Maitreyi Ramakrishnan admite que foi preciso muita engenhosidade para lidar com a mudança radical no roteiro de sua vida.
O canadense de 18 anos ganhou fama ao ganhar o papel principal em I Never …, uma série de comédia da Netflix, depois de deixar para trás 15.000 concorrentes.
Da noite para o dia, ela foi saudada como o clímax desta história madura retratando um adolescente indo-americano de primeira geração. A série se tornou um grande sucesso de público, sendo um dos programas originais mais assistidos na plataforma de streaming em 2020.
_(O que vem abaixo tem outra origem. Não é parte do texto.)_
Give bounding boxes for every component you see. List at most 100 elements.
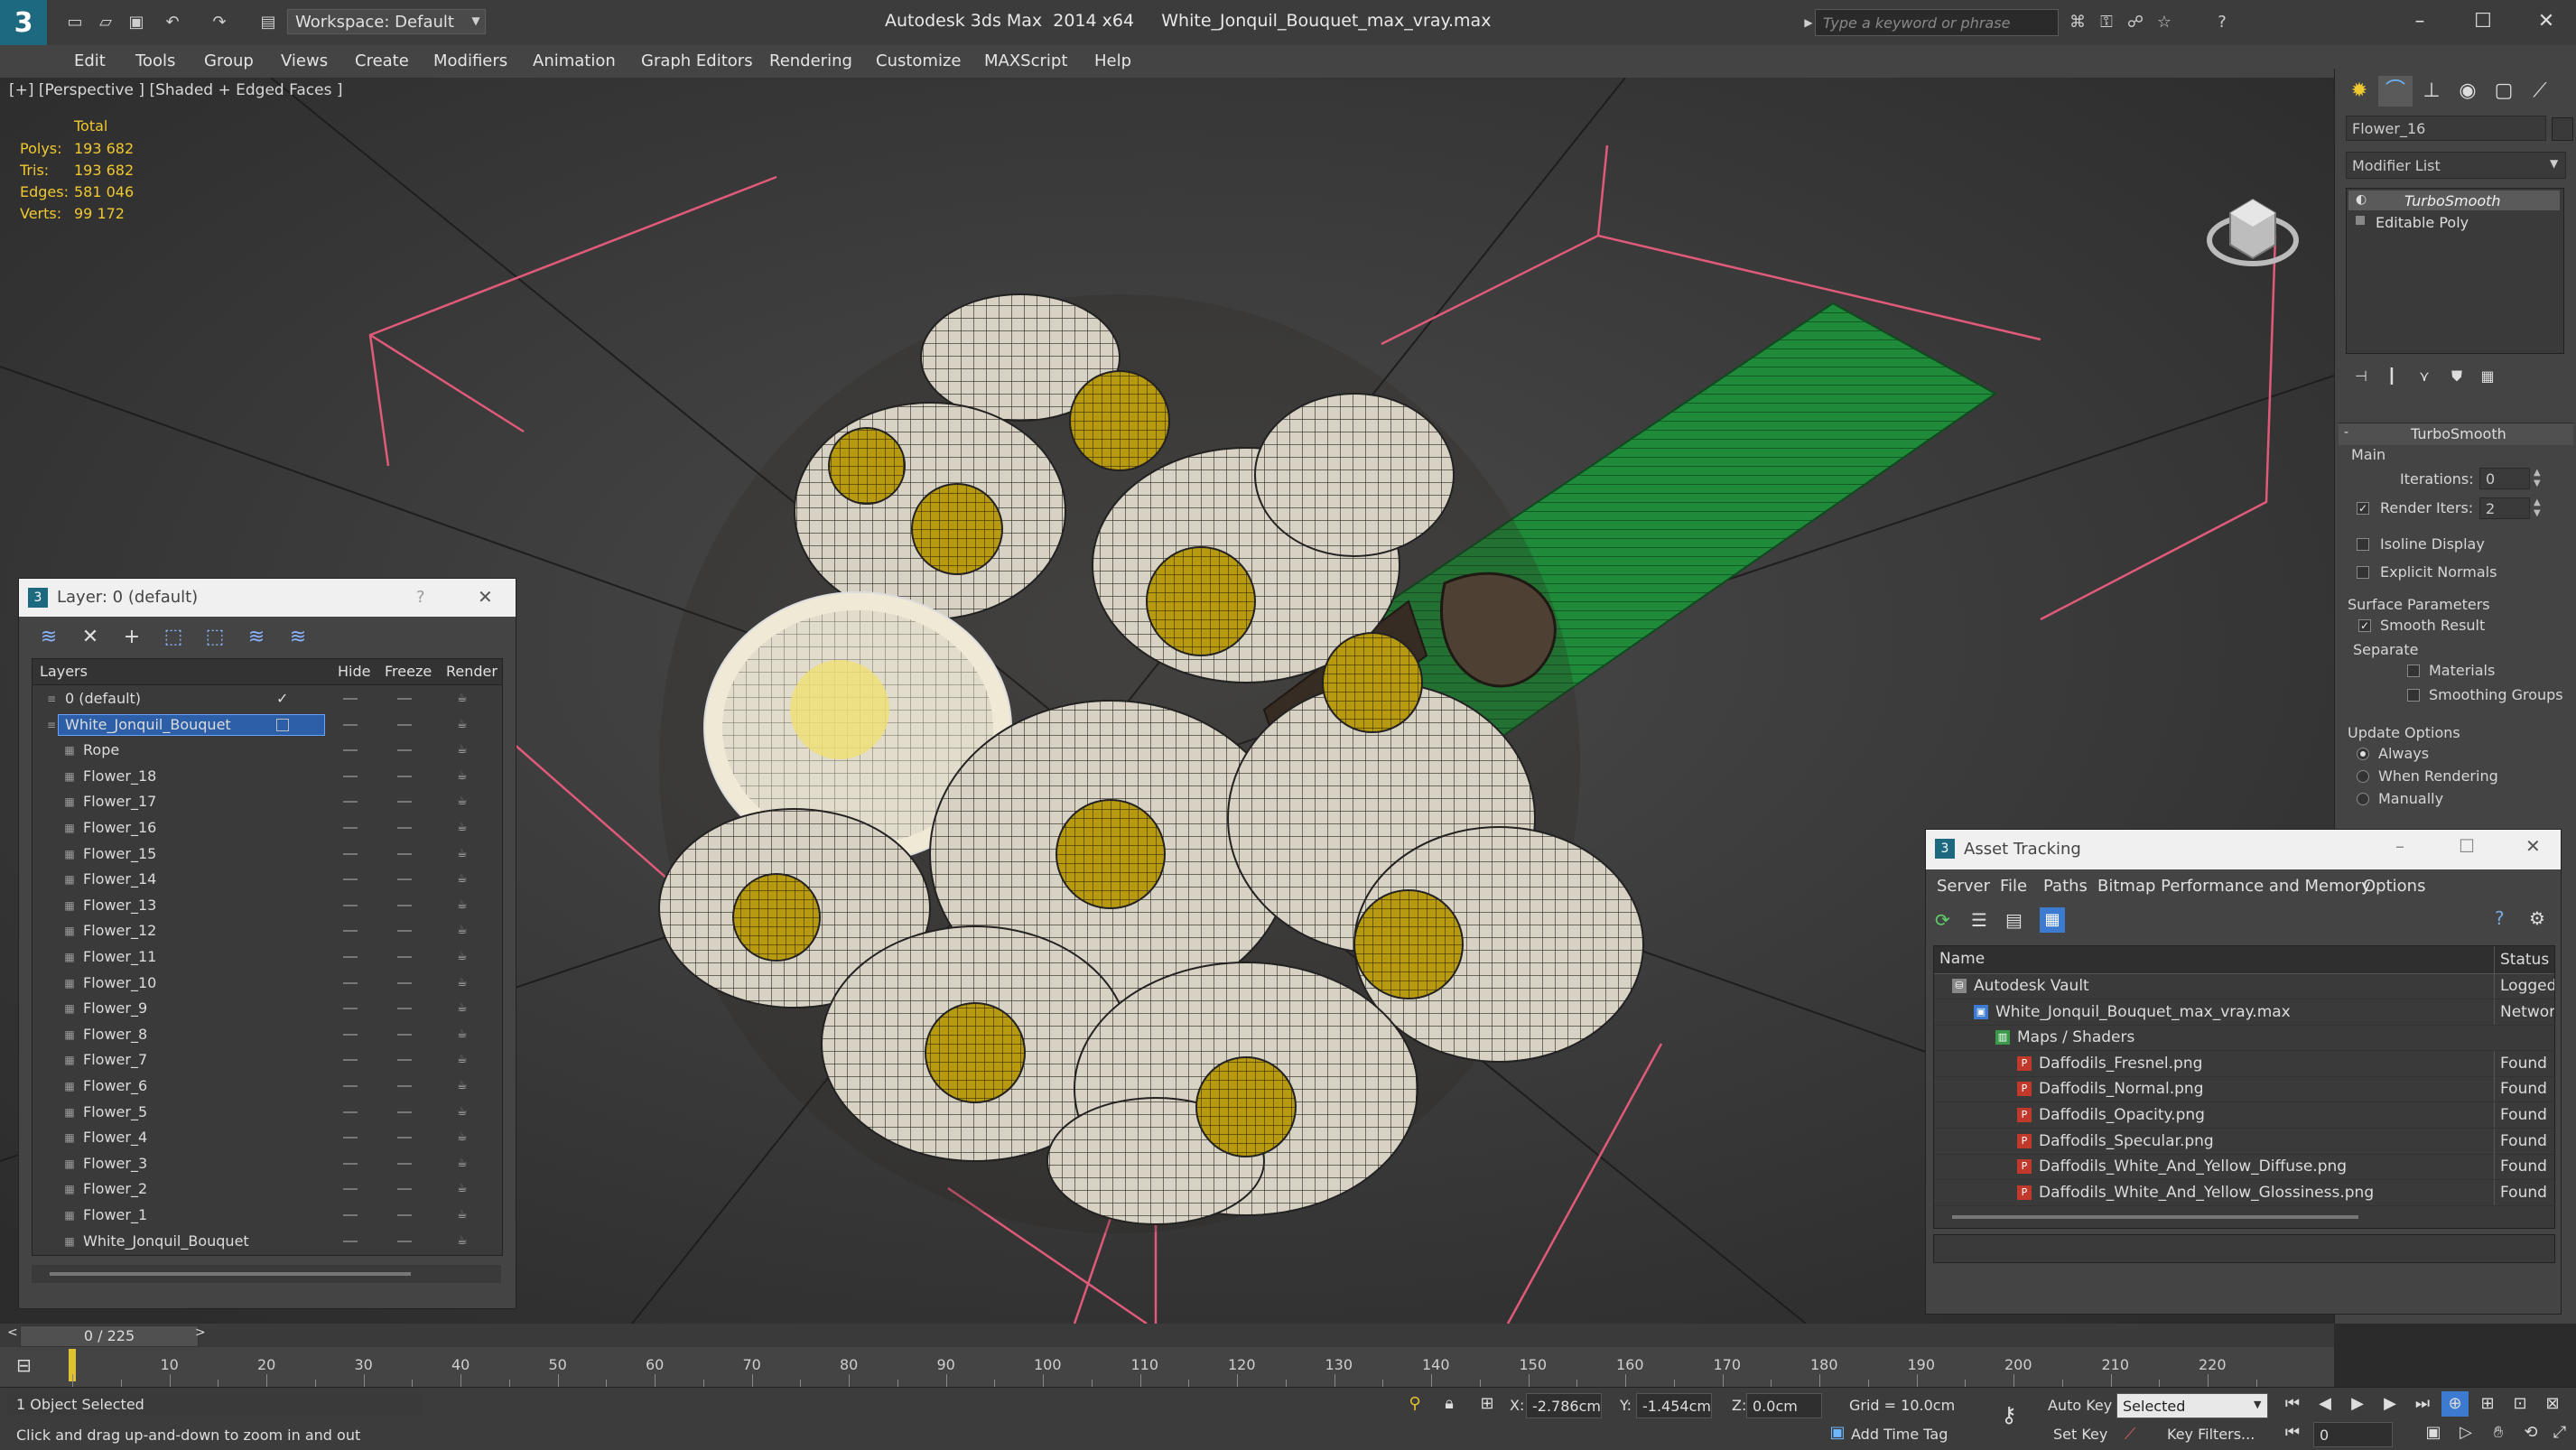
lightbulb-icon[interactable]: ◐: [2356, 192, 2367, 207]
asset-row[interactable]: P Daffodils_Specular.png Found: [1934, 1128, 2554, 1155]
smooth-result-checkbox[interactable]: ✓: [2358, 619, 2371, 632]
minimize-icon[interactable]: –: [2402, 5, 2438, 38]
hide-toggle[interactable]: [343, 981, 358, 984]
render-iters-spinner[interactable]: 2: [2479, 497, 2530, 519]
render-teapot-icon[interactable]: ☕︎: [457, 898, 470, 912]
layer-row[interactable]: ▦ Flower_8 ☕︎: [33, 1022, 502, 1047]
render-teapot-icon[interactable]: ☕︎: [457, 1234, 470, 1248]
chevron-down-icon[interactable]: ▼: [466, 11, 486, 31]
new-file-icon[interactable]: ▭: [65, 13, 85, 33]
go-to-end-icon[interactable]: ⏭︎: [2409, 1391, 2436, 1417]
zoom-extents-icon[interactable]: ⊡: [2506, 1391, 2534, 1417]
curve-editor-icon[interactable]: ⊟: [16, 1354, 32, 1376]
workspace-dropdown[interactable]: Workspace: Default: [287, 9, 486, 34]
go-to-start-icon[interactable]: ⏮︎: [2279, 1391, 2306, 1417]
menu-tools[interactable]: Tools: [135, 45, 175, 78]
hide-toggle[interactable]: [343, 1137, 358, 1139]
render-teapot-icon[interactable]: ☕︎: [457, 1080, 470, 1092]
settings-icon[interactable]: ⚙: [2529, 907, 2545, 929]
list-view-icon[interactable]: ☰: [1971, 909, 1987, 931]
field-of-view-icon[interactable]: ▷: [2452, 1420, 2479, 1445]
hide-toggle[interactable]: [343, 956, 358, 958]
hide-toggle[interactable]: [343, 827, 358, 829]
layer-row[interactable]: ▦ Flower_10 ☕︎: [33, 971, 502, 996]
key-mode-icon[interactable]: ⏮︎: [2279, 1420, 2306, 1445]
layer-row[interactable]: ▦ Flower_18 ☕︎: [33, 764, 502, 789]
freeze-toggle[interactable]: [397, 723, 412, 726]
x-coordinate-field[interactable]: -2.786cm: [1526, 1393, 1602, 1418]
hierarchy-tab-icon[interactable]: ⊥: [2414, 76, 2449, 107]
active-layer-check-icon[interactable]: ✓: [276, 690, 288, 707]
key-icon[interactable]: ⚷: [1995, 1402, 2023, 1427]
layer-scrollbar[interactable]: [32, 1265, 501, 1283]
turbosmooth-rollout-header[interactable]: - TurboSmooth: [2339, 423, 2573, 445]
render-teapot-icon[interactable]: ☕︎: [457, 718, 470, 731]
play-icon[interactable]: ▶︎: [2344, 1391, 2371, 1417]
menu-rendering[interactable]: Rendering: [769, 45, 852, 78]
column-freeze[interactable]: Freeze: [385, 659, 432, 684]
motion-tab-icon[interactable]: ◉: [2450, 76, 2485, 107]
menu-create[interactable]: Create: [355, 45, 409, 78]
hide-toggle[interactable]: [343, 1085, 358, 1087]
time-tag-icon[interactable]: ▣: [1824, 1420, 1851, 1445]
render-teapot-icon[interactable]: ☕︎: [457, 692, 470, 705]
stack-item-editable-poly[interactable]: Editable Poly: [2348, 212, 2560, 232]
modify-tab-icon[interactable]: ⌒: [2378, 76, 2413, 107]
freeze-toggle[interactable]: [397, 852, 412, 855]
asset-row[interactable]: ▥ Maps / Shaders: [1934, 1025, 2554, 1052]
prev-frame-icon[interactable]: <: [7, 1325, 18, 1340]
manually-radio[interactable]: [2357, 793, 2369, 805]
freeze-toggle[interactable]: [397, 775, 412, 777]
menu-server[interactable]: Server: [1937, 871, 1990, 902]
layer-row[interactable]: ▦ Flower_4 ☕︎: [33, 1125, 502, 1150]
menu-graph-editors[interactable]: Graph Editors: [641, 45, 753, 78]
hide-toggle[interactable]: [343, 904, 358, 906]
hide-toggle[interactable]: [343, 723, 358, 726]
hide-toggle[interactable]: [343, 1214, 358, 1216]
render-teapot-icon[interactable]: ☕︎: [457, 1209, 470, 1222]
tree-view-icon[interactable]: ▤: [2005, 909, 2023, 931]
layer-row[interactable]: ≡ 0 (default) ✓ ☕︎: [33, 686, 502, 711]
redo-icon[interactable]: ↷: [209, 13, 229, 33]
always-radio[interactable]: [2357, 748, 2369, 760]
refresh-icon[interactable]: ⟳: [1935, 909, 1950, 931]
layer-row[interactable]: ▦ Flower_9 ☕︎: [33, 996, 502, 1021]
isolate-icon[interactable]: ⚲: [1401, 1391, 1428, 1417]
render-teapot-icon[interactable]: ☕︎: [457, 744, 470, 757]
minimize-icon[interactable]: –: [2395, 835, 2404, 857]
spinner-arrows-icon[interactable]: ▲ ▼: [2534, 497, 2541, 519]
hide-toggle[interactable]: [343, 1008, 358, 1010]
layer-dialog-titlebar[interactable]: 3 Layer: 0 (default) ? ✕: [19, 579, 516, 617]
orbit-icon[interactable]: ⟲: [2517, 1420, 2544, 1445]
time-slider[interactable]: < 0 / 225 >: [0, 1324, 2334, 1347]
hide-toggle[interactable]: [343, 878, 358, 881]
zoom-extents-all-icon[interactable]: ⊠: [2539, 1391, 2566, 1417]
zoom-all-icon[interactable]: ⊞: [2474, 1391, 2501, 1417]
render-teapot-icon[interactable]: ☕︎: [457, 976, 470, 990]
maximize-icon[interactable]: ☐: [2459, 835, 2475, 857]
column-layers[interactable]: Layers: [40, 659, 88, 684]
layer-row[interactable]: ▦ Flower_15 ☕︎: [33, 841, 502, 867]
asset-scrollbar[interactable]: [1952, 1215, 2358, 1219]
layer-row[interactable]: ▦ Flower_12 ☕︎: [33, 918, 502, 943]
auto-key-button[interactable]: Auto Key: [2048, 1397, 2112, 1414]
freeze-toggle[interactable]: [397, 749, 412, 752]
delete-layer-icon[interactable]: ✕: [77, 624, 104, 651]
menu-customize[interactable]: Customize: [876, 45, 961, 78]
add-to-layer-icon[interactable]: +: [118, 624, 145, 651]
layer-row[interactable]: ▦ Flower_1 ☕︎: [33, 1203, 502, 1228]
column-name[interactable]: Name: [1939, 950, 1985, 968]
time-config-icon[interactable]: ▣: [2420, 1420, 2447, 1445]
open-file-icon[interactable]: ▱: [96, 13, 116, 33]
render-teapot-icon[interactable]: ☕︎: [457, 925, 470, 937]
isoline-display-checkbox[interactable]: [2357, 538, 2369, 551]
menu-help[interactable]: Help: [1094, 45, 1131, 78]
render-teapot-icon[interactable]: ☕︎: [457, 795, 470, 808]
key-mode-dropdown[interactable]: Selected: [2116, 1393, 2268, 1418]
pin-stack-icon[interactable]: ⊣: [2344, 361, 2378, 392]
subscription-icon[interactable]: ⚿: [2097, 13, 2116, 33]
asset-dialog-titlebar[interactable]: 3 Asset Tracking – ☐ ✕: [1926, 830, 2561, 869]
freeze-toggle[interactable]: [397, 801, 412, 804]
maximize-icon[interactable]: ☐: [2465, 5, 2501, 38]
current-frame-field[interactable]: 0: [2313, 1422, 2393, 1447]
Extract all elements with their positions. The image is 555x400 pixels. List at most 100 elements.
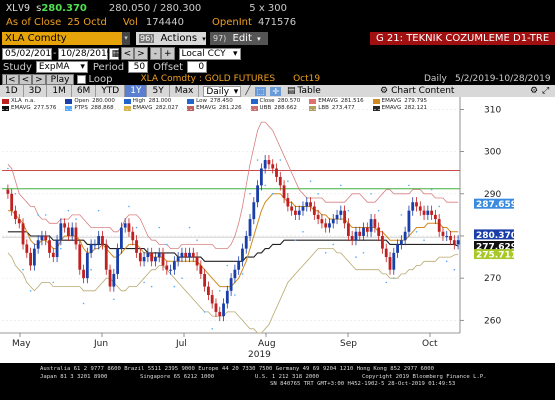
sar-dot [29,290,32,292]
tab-1m[interactable]: 1M [47,85,72,97]
calendar-icon[interactable]: ▦ [108,47,120,60]
period-label: Period [92,61,125,73]
candle-body [225,290,229,304]
ticker[interactable]: XLV9 [6,3,30,14]
candle-body [362,227,365,236]
tab-max[interactable]: Max [169,85,200,97]
tab-1d[interactable]: 1D [0,85,24,97]
candle-body [244,235,248,249]
end-date-field[interactable]: 10/28/2019 [57,47,112,60]
sar-dot [423,239,425,241]
candle-body [339,210,343,215]
sar-dot [226,264,229,267]
candle-body [456,240,460,245]
playback-row: |< < > Play Loop XLA Comdty : GOLD FUTUR… [0,73,555,85]
study-select[interactable]: ExpMA ▾ [35,61,88,73]
offset-field[interactable]: 0 [187,61,208,73]
price-chart[interactable]: 260270280290300310MayJunJulAugSepOct2019… [0,97,555,363]
candle-body [222,303,225,317]
candle-body [119,227,123,249]
prev-range-button[interactable]: < [120,47,135,60]
expand-icon[interactable]: ⤢ [542,86,549,96]
currency-select[interactable]: Local CCY ▾ [178,47,241,60]
candle-body [48,240,51,253]
candle-body [123,223,127,228]
asof-flag: d [100,16,107,28]
chart-content-button[interactable]: ⚙ Chart Content [380,86,454,96]
candle-body [267,160,271,165]
x-month-label: Aug [258,339,276,349]
actions-menu[interactable]: 96) Actions ▾ [136,32,206,45]
candle-body [312,206,316,215]
price-tag-label: 275.711 [476,251,517,261]
x-month-label: Sep [340,339,357,349]
zoom-out-button[interactable]: - [149,47,161,60]
zoom-in-button[interactable]: + [160,47,175,60]
candle-body [430,210,434,215]
sar-dot [7,167,9,170]
sar-dot [196,239,198,241]
period-field[interactable]: 50 [128,61,149,73]
next-range-button[interactable]: > [134,47,148,60]
sar-dot [256,159,259,161]
tab-5y[interactable]: 5Y [147,85,170,97]
step-back-button[interactable]: < [18,73,33,85]
candle-body [180,252,184,258]
tab-3d[interactable]: 3D [23,85,48,97]
edit-menu[interactable]: 97) Edit ▾ [210,32,268,45]
sar-dot [392,277,395,279]
candle-body [229,278,233,291]
sar-dot [173,285,176,288]
settings-icon[interactable]: ⚙ [530,86,538,96]
draw-line-icon[interactable]: ╱ [245,86,250,96]
candle-body [403,231,407,241]
candle-body [191,252,195,258]
candle-body [377,227,381,236]
draw-tools-icon[interactable]: ⬚ [254,86,267,96]
candle-body [278,176,282,186]
sar-dot [14,193,17,195]
sar-dot [181,277,183,279]
sar-dot [22,268,24,271]
security-field[interactable]: XLA Comdty [2,32,122,45]
tab-ytd[interactable]: YTD [96,85,126,97]
footer-us: U.S. 1 212 318 2000 [255,374,319,380]
step-forward-button[interactable]: > [32,73,46,85]
sar-dot [113,298,115,301]
candle-body [210,295,214,304]
security-dropdown-arrow[interactable]: ▾ [122,32,130,45]
sar-dot [97,209,100,212]
start-date-field[interactable]: 05/02/2019 [2,47,57,60]
candle-body [263,160,267,169]
chart-panel[interactable]: XLA n.a. Open 280.000 High 281.000 Low 278.450 C… [0,97,555,363]
sar-dot [37,214,39,216]
sar-dot [400,214,403,216]
loop-checkbox[interactable] [77,74,87,84]
candle-body [32,248,36,266]
rewind-button[interactable]: |< [2,73,19,85]
sar-dot [211,327,213,330]
candle-body [415,202,418,207]
x-month-label: Oct [422,339,438,349]
sar-dot [82,302,85,305]
crosshair-icon[interactable]: ✛ [270,86,282,96]
sar-dot [150,285,153,288]
candle-body [388,257,392,270]
candle-body [17,219,21,224]
study-arrow-icon: ▾ [80,62,85,72]
sar-dot [370,193,372,195]
play-button[interactable]: Play [45,73,75,85]
sar-dot [241,273,244,275]
tabs-bar: 1D 3D 1M 6M YTD 1Y 5Y Max Daily ▾ ╱ ⬚ ✛ ▤ Table… [0,85,555,97]
tab-1y[interactable]: 1Y [125,85,148,97]
footer-line-1: Australia 61 2 9777 8600 Brazil 5511 239… [40,366,435,372]
table-button[interactable]: ▤ Table [287,86,321,96]
candle-body [301,206,305,211]
period-select[interactable]: Daily ▾ [203,85,242,97]
candle-body [6,189,10,194]
candle-body [350,235,354,241]
candle-body [331,219,335,224]
tab-6m[interactable]: 6M [71,85,97,97]
candle-body [104,244,108,270]
candle-body [29,252,32,266]
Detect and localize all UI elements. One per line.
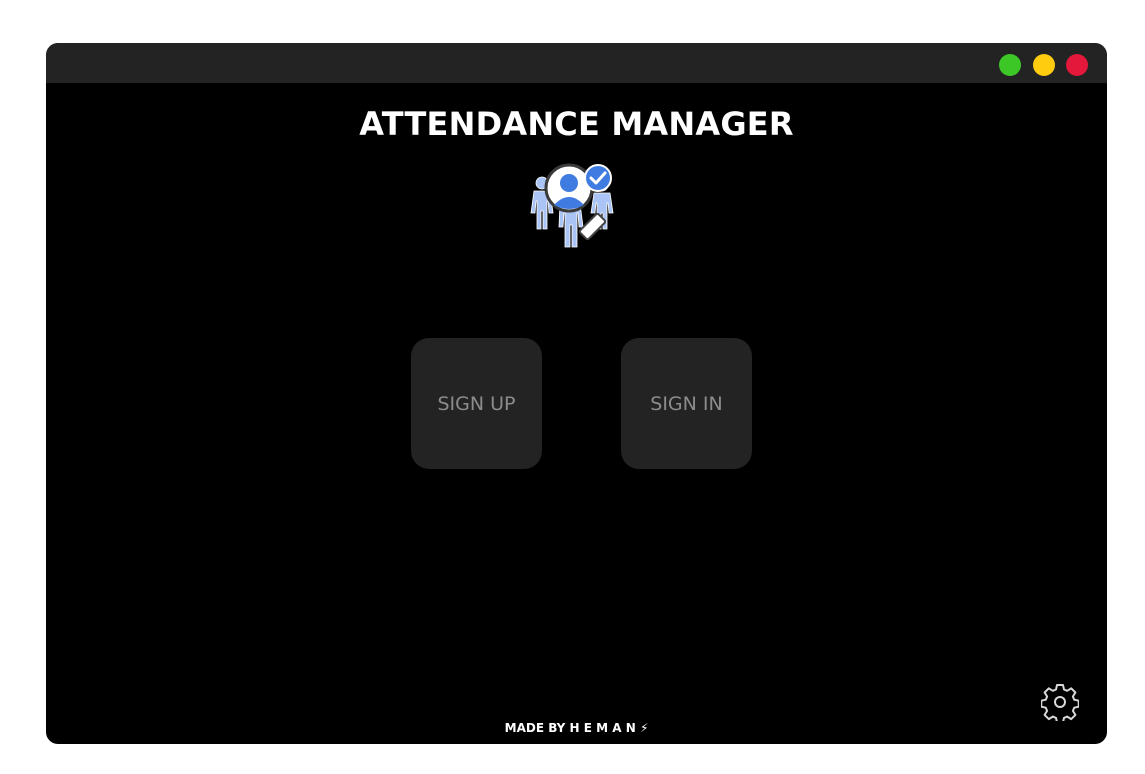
sign-in-button[interactable]: SIGN IN xyxy=(621,338,752,469)
attendance-people-search-icon xyxy=(524,161,618,255)
sign-in-label: SIGN IN xyxy=(650,392,723,415)
close-button[interactable] xyxy=(1066,54,1088,76)
footer-credit: MADE BY H E M A N ⚡ xyxy=(504,721,649,735)
page-title: ATTENDANCE MANAGER xyxy=(359,105,794,143)
sign-up-label: SIGN UP xyxy=(437,392,516,415)
minimize-button[interactable] xyxy=(1033,54,1055,76)
gear-icon[interactable] xyxy=(1040,683,1080,724)
title-bar[interactable] xyxy=(46,43,1107,83)
app-window: ATTENDANCE MANAGER SIGN UP SIGN IN MADE … xyxy=(46,43,1107,744)
sign-up-button[interactable]: SIGN UP xyxy=(411,338,542,469)
maximize-button[interactable] xyxy=(999,54,1021,76)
Mas se, por um lado, Ramakrishnan diz à BBC que percorre a grande maioria dos comentários nas redes sociais, por outro, revela que um aspecto da repentina fama a pegou totalmente de surpresa.
“Eu me preparei para o show em si e para coisas como essa entrevista. A única coisa para a qual não pude me preparar foi o ódio”, diz ele.
O ódio a que Ramakrishnan se refere são os ataques violentos nas redes sociais.
“Eu sabia que isso aconteceria porque é o mundo em que vivemos.”
“Você sabe o quão desagradável é um comentário ou uma ameaça de morte … Mas é diferente quando realmente acontece.”
A atriz canadense diz que recorreu a retiradas temporárias de suas contas nas redes sociais quando foi oprimida por experiências negativas.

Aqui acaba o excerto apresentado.